В конце лета шеф взял его в командировку на побережье Австралии. Принимающая сторона, зная пристрастие его босса к рыбной ловле, организовала на уикенд выход на двух лодках к рифам — половить причудливых обитателей океана. Он не любил ни рыбную ловлю, ни охоту и с удовольствием остался бы в гостинице. Ему было жалко божьих созданий, вынужденных задыхаться ради человеческого азарта, но его никто не спрашивал. Небо было ясным, а шкура океана вылизана штилем и прозрачна как стекло. Через два часа спиртное закончилось. А какая рыбалка без спиртного? Его, как единственного непьющего, оставили сторожить удочки, а остальная ватага на второй лодке ушла, шурша мотором, в сторону ближайшего бара за подкреплением. Стоило им только скрыться из глаз, как он тут же смотал снасти, дабы какая-нибудь глупая рыбёшка не клюнула на лёгкую наживу. Пусть себе плавают, решил он. Затем свернул рулоном брезентовую рыбацкую куртку, пристроил её себе под голову, поёрзал, пристраиваясь поудобнее, и, вперив взгляд в небо, позволил внутреннему взору унести себя к дорогому образу жены. Постепенно лёгкий солёный ветер и убаюкивающее покачивание океана сморили его, и явь его покинула, оставив во власти снов.

Проснулся он оттого, что ему приснился кошмар детства. Он выдернул себя из сна рывком, сев в лодке со смятой душой и ознобом в спине. Он нагнулся через борт, зачерпнул ладонью прохладную синеву, умыл лицо и подняв глаза увидел то, что надеялся не увидеть никогда в жизни. В тридцати метрах, в сторону лодки резал плоть океана нож треугольного плавника акулы.

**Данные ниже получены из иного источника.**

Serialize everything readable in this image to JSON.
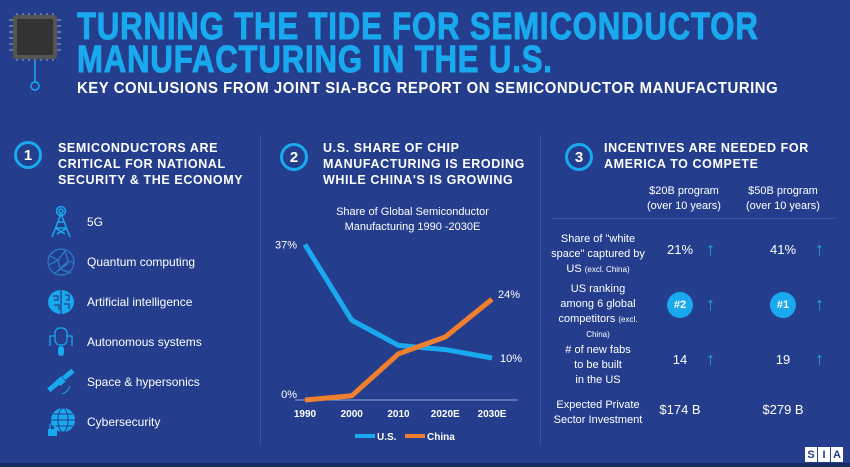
{
  "header": {
    "title_line1": "TURNING THE TIDE FOR SEMICONDUCTOR",
    "title_line2": "MANUFACTURING IN THE U.S.",
    "subtitle": "KEY CONLUSIONS FROM JOINT SIA-BCG REPORT ON SEMICONDUCTOR MANUFACTURING",
    "icon": "microchip-icon"
  },
  "section1": {
    "number": "1",
    "heading": [
      "SEMICONDUCTORS ARE",
      "CRITICAL FOR NATIONAL",
      "SECURITY & THE ECONOMY"
    ],
    "items": [
      {
        "label": "5G",
        "icon": "cell-tower-icon"
      },
      {
        "label": "Quantum computing",
        "icon": "network-sphere-icon"
      },
      {
        "label": "Artificial intelligence",
        "icon": "brain-icon"
      },
      {
        "label": "Autonomous systems",
        "icon": "robot-icon"
      },
      {
        "label": "Space & hypersonics",
        "icon": "satellite-icon"
      },
      {
        "label": "Cybersecurity",
        "icon": "globe-lock-icon"
      }
    ]
  },
  "section2": {
    "number": "2",
    "heading": [
      "U.S. SHARE OF CHIP",
      "MANUFACTURING IS ERODING",
      "WHILE CHINA'S IS GROWING"
    ]
  },
  "chart_data": {
    "type": "line",
    "title": "Share of Global Semiconductor Manufacturing 1990 -2030E",
    "categories": [
      "1990",
      "2000",
      "2010",
      "2020E",
      "2030E"
    ],
    "ylim": [
      0,
      40
    ],
    "grid": false,
    "legend": "bottom",
    "series": [
      {
        "name": "U.S.",
        "color": "#19a9ee",
        "values": [
          37,
          19,
          13,
          12,
          10
        ]
      },
      {
        "name": "China",
        "color": "#f07f2e",
        "values": [
          0,
          1,
          11,
          15,
          24
        ]
      }
    ],
    "annotations": [
      "37%",
      "0%",
      "24%",
      "10%"
    ]
  },
  "section3": {
    "number": "3",
    "heading": [
      "INCENTIVES ARE NEEDED FOR",
      "AMERICA TO COMPETE"
    ],
    "columns": [
      [
        "$20B program",
        "(over 10 years)"
      ],
      [
        "$50B program",
        "(over 10 years)"
      ]
    ],
    "rows": [
      {
        "label": [
          "Share of \"white",
          "space\" captured by",
          "US"
        ],
        "note": "(excl. China)",
        "values": [
          "21%",
          "41%"
        ],
        "arrow": true,
        "badge": false
      },
      {
        "label": [
          "US ranking",
          "among 6 global",
          "competitors"
        ],
        "note": "(excl. China)",
        "values": [
          "#2",
          "#1"
        ],
        "arrow": true,
        "badge": true
      },
      {
        "label": [
          "# of new fabs",
          "to be built",
          "in the US"
        ],
        "note": "",
        "values": [
          "14",
          "19"
        ],
        "arrow": true,
        "badge": false
      },
      {
        "label": [
          "Expected Private",
          "Sector Investment"
        ],
        "note": "",
        "values": [
          "$174 B",
          "$279 B"
        ],
        "arrow": false,
        "badge": false
      }
    ],
    "arrow_glyph": "↑"
  },
  "logo": [
    "S",
    "I",
    "A"
  ]
}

В пяти метрах акула перестала грести хвостом и, пропланировав, на излёте ткнулась носом в борт лодки. От толчка лодка качнулась и вместе с лодкой качнулась от ужаса его душа. Акула была крупной — не менее четырёх метров — и уж точно более чем на полметра длиннее лодки. Перевернуть лодку ей ничего не стоило. Его шестое чувство безошибочно говорило ему, что будет дальше. Однако акула не нападала. Он понял почему, когда увидел ещё четыре плавника, подошедших со стороны океана. Стая была в сборе, а дичь загнана.

Хищницы долго кружили вокруг, видимо, нагуливая аппетит. Он закрыл глаза и начал готовиться к боли, к смерти. Поэтому момент удара он не увидел, а лишь почувствовал. Один борт навис над другим, и он начал падать в голубую бездну. Эти мгновения падения были самыми страшными в его жизни, так как он знал, что ожидает его там. Вода, поглотив его, сомкнула над ним свои челюсти. Оказавшись в воде, он поймал себя на мысли, что главное — не всплывать. Он боялся, что увидев небо, воля, висевшая на волоске, окончательно покинет его. А он хотел встретить боль и смерть достойно.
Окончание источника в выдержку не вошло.